In writing this model, I’ve been following the workflow I found in a post by Jim Savage from the Stan tutorials. I’m on step 3 (recover simulated parameters) and I was getting some positive results, but also some results that suggest my model isn’t very robust. I was hoping to get some feedback from you all before I move forwards.
Some background on the data/model.
- My
y
is the marginal distribution of the choices of a large group over a fixed set of options. - My
X
is a matrix of observable independent variables related to each option. Each option has the same number of associated independent variables (for example, option 1, 2, 3…N will each have their own weight_lbs and cost_dollars).

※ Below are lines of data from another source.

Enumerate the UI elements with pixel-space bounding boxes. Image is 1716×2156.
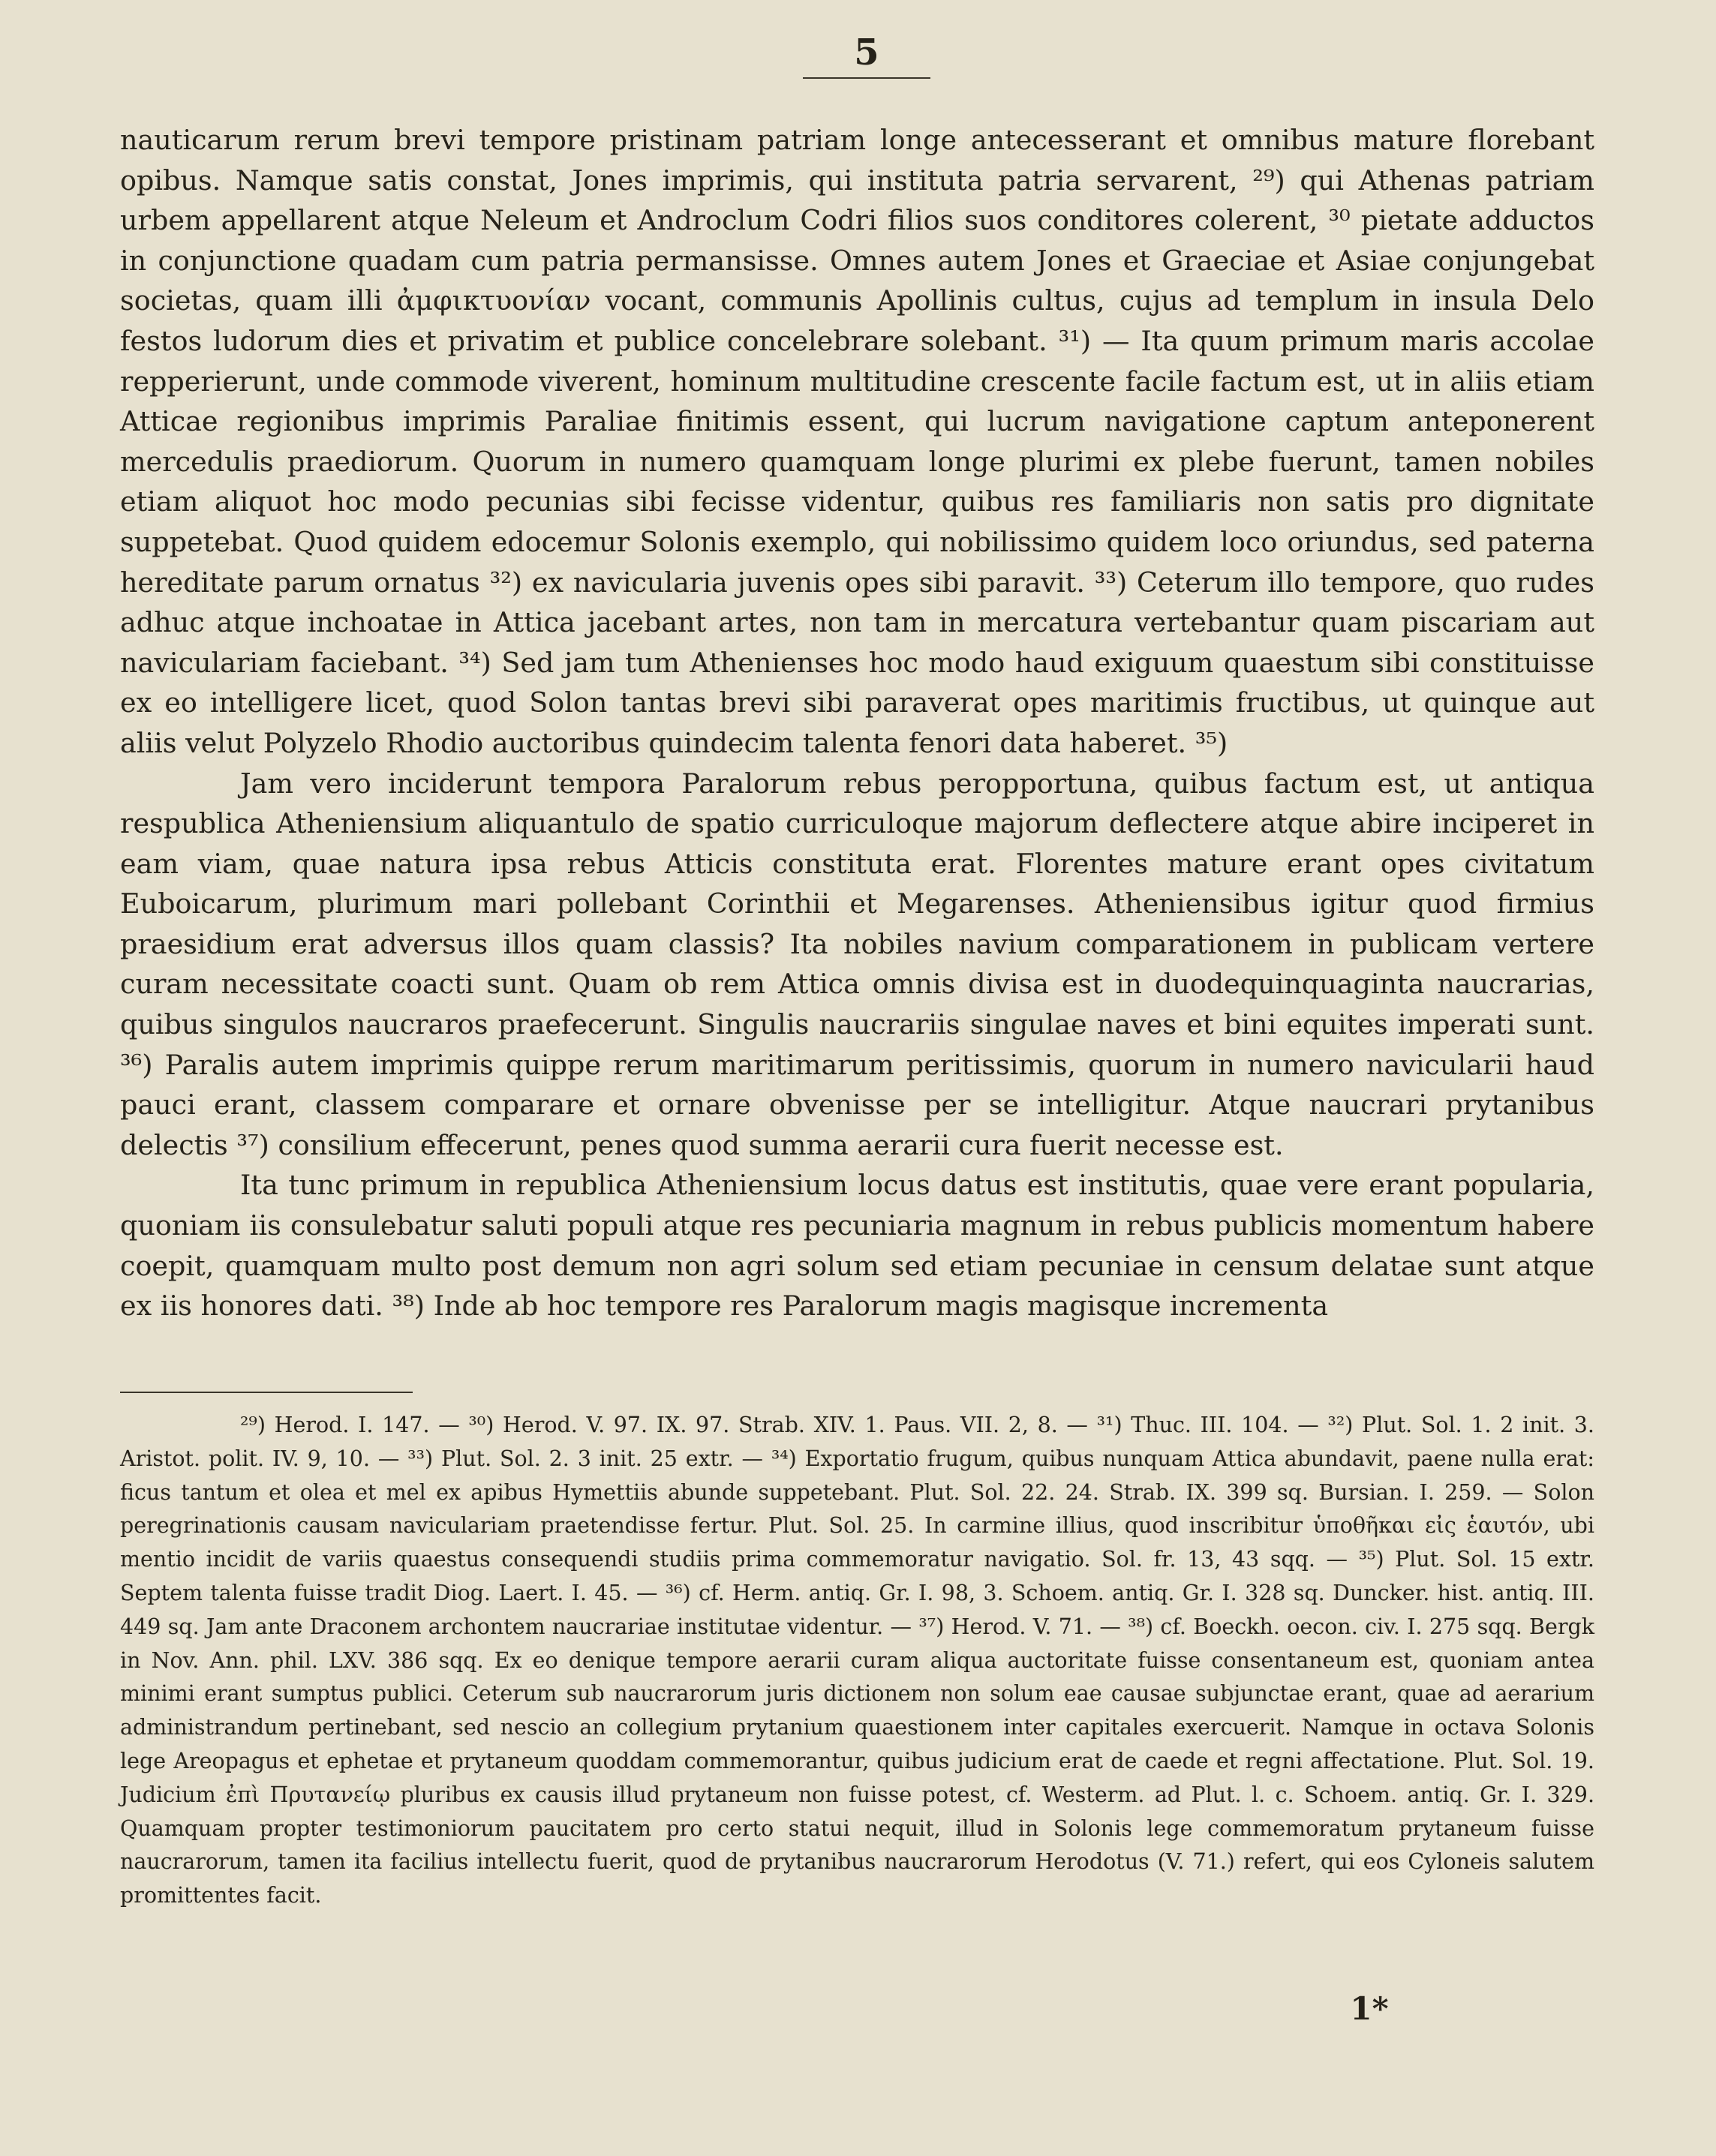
paragraph-3: Ita tunc primum in republica Atheniensium locus datus est institutis, quae vere erant popularia, quoniam iis consulebatur saluti populi atque res pecuniaria magnum in rebus publicis momentum habere coepit, quamquam multo post demum non agri solum sed etiam pecuniae in censum delatae sunt atque ex iis honores dati. ³⁸) Inde ab hoc tempore res Paralorum magis magisque incrementa (120, 1169, 1594, 1323)
header-rule (803, 77, 930, 79)
page-number: 5 (854, 32, 879, 74)
signature-mark: 1* (1350, 1990, 1389, 2027)
footnote-text: ²⁹) Herod. I. 147. — ³⁰) Herod. V. 97. IX. 97. Strab. XIV. 1. Paus. VII. 2, 8. — ³¹) Thuc. III. 104. — ³²) Plut. Sol. 1. 2 init. 3. Aristot. polit. IV. 9, 10. — ³³) Plut. Sol. 2. 3 init. 25 extr. — ³⁴) Exportatio frugum, quibus nunquam Attica abundavit, paene nulla erat: ficus tantum et olea et mel ex apibus Hymettiis abunde suppetebant. Plut. Sol. 22. 24. Strab. IX. 399 sq. Bursian. I. 259. — Solon peregrinationis causam naviculariam praetendisse fertur. Plut. Sol. 25. In carmine illius, quod inscribitur ὑποθῆκαι εἰς ἑαυτόν, ubi mentio incidit de variis quaestus consequendi studiis prima commemoratur navigatio. Sol. fr. 13, 43 sqq. — ³⁵) Plut. Sol. 15 extr. Septem talenta fuisse tradit Diog. Laert. I. 45. — ³⁶) cf. Herm. antiq. Gr. I. 98, 3. Schoem. antiq. Gr. I. 328 sq. Duncker. hist. antiq. III. 449 sq. Jam ante Draconem archontem naucrariae institutae videntur. — ³⁷) Herod. V. 71. — ³⁸) cf. Boeckh. oecon. civ. I. 275 sqq. Bergk in Nov. Ann. phil. LXV. 386 sqq. Ex eo denique tempore aerarii curam aliqua auctoritate fuisse consentaneum est, quoniam antea minimi erant sumptus publici. Ceterum sub naucrarorum juris dictionem non solum eae causae subjunctae erant, quae ad aerarium administrandum pertinebant, sed nescio an collegium prytanium quaestionem inter capitales exercuerit. Namque in octava Solonis lege Areopagus et ephetae et prytaneum quoddam commemorantur, quibus judicium erat de caede et regni affectatione. Plut. Sol. 19. Judicium ἐπὶ Πρυτανείῳ pluribus ex causis illud prytaneum non fuisse potest, cf. Westerm. ad Plut. l. c. Schoem. antiq. Gr. I. 329. Quamquam propter testimoniorum paucitatem pro certo statui nequit, illud in Solonis lege commemoratum prytaneum fuisse naucrarorum, tamen ita facilius intellectu fuerit, quod de prytanibus naucrarorum Herodotus (V. 71.) refert, qui eos Cyloneis salutem promittentes facit. (120, 1413, 1594, 1908)
footnote-separator (120, 1392, 413, 1393)
paragraph-2: Jam vero inciderunt tempora Paralorum rebus peropportuna, quibus factum est, ut antiqua respublica Atheniensium aliquantulo de spatio curriculoque majorum deflectere atque abire inciperet in eam viam, quae natura ipsa rebus Atticis constituta erat. Florentes mature erant opes civitatum Euboicarum, plurimum mari pollebant Corinthii et Megarenses. Atheniensibus igitur quod firmius praesidium erat adversus illos quam classis? Ita nobiles navium comparationem in publicam vertere curam necessitate coacti sunt. Quam ob rem Attica omnis divisa est in duodequinquaginta naucrarias, quibus singulos naucraros praefecerunt. Singulis naucrariis singulae naves et bini equites imperati sunt. ³⁶) Paralis autem imprimis quippe rerum maritimarum peritissimis, quorum in numero navicularii haud pauci erant, classem comparare et ornare obvenisse per se intelligitur. Atque naucrari prytanibus delectis ³⁷) consilium effecerunt, penes quod summa aerarii cura fuerit necesse est. (120, 767, 1594, 1161)
main-text (120, 120, 1594, 1326)
footnotes (120, 1409, 1594, 1913)
paragraph-1: nauticarum rerum brevi tempore pristinam patriam longe antecesserant et omnibus mature florebant opibus. Namque satis constat, Jones imprimis, qui instituta patria servarent, ²⁹) qui Athenas patriam urbem appellarent atque Neleum et Androclum Codri filios suos conditores colerent, ³⁰ pietate adductos in conjunctione quadam cum patria permansisse. Omnes autem Jones et Graeciae et Asiae conjungebat societas, quam illi ἀμφικτυονίαν vocant, communis Apollinis cultus, cujus ad templum in insula Delo festos ludorum dies et privatim et publice concelebrare solebant. ³¹) — Ita quum primum maris accolae repperierunt, unde commode viverent, hominum multitudine crescente facile factum est, ut in aliis etiam Atticae regionibus imprimis Paraliae finitimis essent, qui lucrum navigatione captum anteponerent mercedulis praediorum. Quorum in numero quamquam longe plurimi ex plebe fuerunt, tamen nobiles etiam aliquot hoc modo pecunias sibi fecisse videntur, quibus res familiaris non satis pro dignitate suppetebat. Quod quidem edocemur Solonis exemplo, qui nobilissimo quidem loco oriundus, sed paterna hereditate parum ornatus ³²) ex navicularia juvenis opes sibi paravit. ³³) Ceterum illo tempore, quo rudes adhuc atque inchoatae in Attica jacebant artes, non tam in mercatura vertebantur quam piscariam aut naviculariam faciebant. ³⁴) Sed jam tum Athenienses hoc modo haud exiguum quaestum sibi constituisse ex eo intelligere licet, quod Solon tantas brevi sibi paraverat opes maritimis fructibus, ut quinque aut aliis velut Polyzelo Rhodio auctoribus quindecim talenta fenori data haberet. ³⁵) (120, 124, 1594, 759)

I’m assuming that my data comes from a Dirichlet-multinomial process and that the marginal distributions, which sum to 1, can be thought of as a probability distribution. I’m also assuming that the multinomial probability distribution come from an underlying dirichlet distribution Dir(\alpha) where \alpha is an N_components length vector that is predictable from X.
- \alpha_1 = \exp( intercept * 1 + \beta_{lb} * X_{lb_1} + \beta_{cost} * X_{cost_1} )
Given my data y and X, I want to figure out the parameters Beta and intercept. Simplified,
- Pr(coefficients | X,y) \propto Dir(y | coefficients * X)
My workflow/model so far can be found here: in a public google colab notebook
To see the warnings/output from stan, go to Runtime -> View Runtime Logs.
So far the model does a good job of recovering the parameters, but it is outputting a lot of warnings that make me think I could be doing something better.
Thank you in advance for the advice!